Its Sunday. That means there is roast for lunch. Everywhere. I think its a UK rule that there must be roast on Sunday. This Sunday, we both had roast turkey, with mashed potato, peas, carrots, Yorkshire pudding, cauliflower and cranberry sauce. Its a kind of antidote to the thoroughly rainy weather today. We have a four hour drive ahead, and our show tonight is in Southport, right across the country.
A week ago, we celebrated Jacey's birthday in Yorkshire. The party was also enjoyed by lots of her family and friends, and her enormous German Shepherd, Diezel, who is tall enough to reach everything on the table without stretching. He's not sure why everyone keeps preventing him from exercising this talent!
We caught up with some amazing people, including Will Noble, who is a traditional Yorkshire singer, and a master stonemason and dry stone waller, whose talents have been employed by environmental sculptor Andy Goldsworthy. I also had a fascinating talk about touring and piano music with Bob, a jazz and boogie-woogie pianist.
We got Jacey some vampire teeth for a laugh, and managed to get a photo of her as a creature of the night before Diezel tried them out for size.
Our next stop was Sheffield, once the home of steel and cutlery, now the home of James and Nancy and their new son Hamish. Its also the home of a great deal of folk music and a very lively city. We had two days off, singing baby songs and playing Texas Holdem Poker for the prize (every hand) of choosing a favourite song from Spotify. A very wide range of songs were played, from punk to Aussie pub rock, with much singing.
I also had the best chicken shwarma (like a chicken doner kebab) I've ever had, at a tiny cafe called Shaz. The succulent chicken was sliced off the big rotisserie while the flat bread was cooking, daubed onto the inside of the tandoor oven. A bit of salad and garlic sauce, and it was the most delicious £2.50 ever!
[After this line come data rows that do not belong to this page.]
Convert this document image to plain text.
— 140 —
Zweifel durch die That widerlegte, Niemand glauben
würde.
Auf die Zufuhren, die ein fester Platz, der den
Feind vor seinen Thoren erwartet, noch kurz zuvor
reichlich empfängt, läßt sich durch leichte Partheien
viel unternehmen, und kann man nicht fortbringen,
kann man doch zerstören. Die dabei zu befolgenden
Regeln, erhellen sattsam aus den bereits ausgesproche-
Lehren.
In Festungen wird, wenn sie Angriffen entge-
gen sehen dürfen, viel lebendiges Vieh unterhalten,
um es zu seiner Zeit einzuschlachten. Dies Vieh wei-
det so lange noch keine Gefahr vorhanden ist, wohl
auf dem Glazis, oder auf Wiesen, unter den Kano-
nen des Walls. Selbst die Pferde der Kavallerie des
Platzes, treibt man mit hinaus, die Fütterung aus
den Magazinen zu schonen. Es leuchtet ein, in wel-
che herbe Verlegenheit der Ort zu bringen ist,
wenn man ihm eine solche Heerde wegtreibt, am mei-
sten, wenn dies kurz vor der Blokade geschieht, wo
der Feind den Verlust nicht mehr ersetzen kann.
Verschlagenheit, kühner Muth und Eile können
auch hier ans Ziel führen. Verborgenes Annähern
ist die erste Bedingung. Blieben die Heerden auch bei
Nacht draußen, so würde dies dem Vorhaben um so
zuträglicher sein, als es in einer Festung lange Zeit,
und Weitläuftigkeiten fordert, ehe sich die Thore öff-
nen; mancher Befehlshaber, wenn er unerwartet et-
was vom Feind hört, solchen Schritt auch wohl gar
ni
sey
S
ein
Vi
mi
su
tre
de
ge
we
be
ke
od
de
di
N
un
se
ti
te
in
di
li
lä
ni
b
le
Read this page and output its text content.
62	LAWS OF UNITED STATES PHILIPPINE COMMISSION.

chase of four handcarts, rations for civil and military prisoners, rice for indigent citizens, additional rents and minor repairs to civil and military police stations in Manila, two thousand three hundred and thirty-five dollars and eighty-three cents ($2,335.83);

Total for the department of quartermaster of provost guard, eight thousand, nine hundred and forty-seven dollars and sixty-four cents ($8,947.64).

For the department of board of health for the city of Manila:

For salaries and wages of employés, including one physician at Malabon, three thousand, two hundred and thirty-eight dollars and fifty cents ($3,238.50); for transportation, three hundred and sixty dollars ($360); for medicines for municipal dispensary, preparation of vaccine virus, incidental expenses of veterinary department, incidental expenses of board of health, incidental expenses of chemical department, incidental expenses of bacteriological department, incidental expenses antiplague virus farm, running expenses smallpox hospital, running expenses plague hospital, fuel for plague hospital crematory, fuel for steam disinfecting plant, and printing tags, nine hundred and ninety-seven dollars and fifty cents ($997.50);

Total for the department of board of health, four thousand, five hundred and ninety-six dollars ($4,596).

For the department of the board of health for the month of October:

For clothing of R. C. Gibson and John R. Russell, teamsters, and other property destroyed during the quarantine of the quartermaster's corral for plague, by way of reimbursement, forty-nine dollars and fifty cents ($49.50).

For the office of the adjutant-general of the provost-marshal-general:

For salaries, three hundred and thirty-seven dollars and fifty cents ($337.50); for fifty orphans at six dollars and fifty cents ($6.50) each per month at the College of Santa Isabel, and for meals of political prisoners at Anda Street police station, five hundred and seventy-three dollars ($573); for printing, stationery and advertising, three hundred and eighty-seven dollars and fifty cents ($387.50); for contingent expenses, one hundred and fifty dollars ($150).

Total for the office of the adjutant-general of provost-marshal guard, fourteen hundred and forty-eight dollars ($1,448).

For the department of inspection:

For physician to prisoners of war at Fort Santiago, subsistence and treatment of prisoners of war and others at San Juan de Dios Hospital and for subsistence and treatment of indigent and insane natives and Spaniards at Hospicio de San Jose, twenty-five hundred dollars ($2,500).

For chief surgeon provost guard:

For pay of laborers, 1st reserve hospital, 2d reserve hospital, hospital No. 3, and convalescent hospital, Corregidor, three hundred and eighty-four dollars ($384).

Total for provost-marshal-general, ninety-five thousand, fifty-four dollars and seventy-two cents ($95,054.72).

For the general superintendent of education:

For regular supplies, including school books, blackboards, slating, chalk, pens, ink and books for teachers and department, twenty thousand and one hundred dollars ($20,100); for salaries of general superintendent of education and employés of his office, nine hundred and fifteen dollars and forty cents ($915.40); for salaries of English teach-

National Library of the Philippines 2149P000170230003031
The Red Lion Folk Club in Birmingham has moved to Wednesdays, and it was our next gig. We have had a long association with the Red Lion, first attending there to see James and Nancy play in 2003. Since then we've played there several times and stayed with organisers Chris and Della in their inspiring house which is like a jumping off point to Narnia. Lots of magical things like tapestries and intriguing dried flowers and books EVERYWHERE, with comfy places to curl up and read.
Cloudstreet shared the night at the club with our friends Isambarde. it was especially good fun when they invited us up with no warning to play the Kesh Jig in their final number and we leapt at the chance, and sang harmonies too. The song was "Hard Times of Old England", but the times had never seemed better.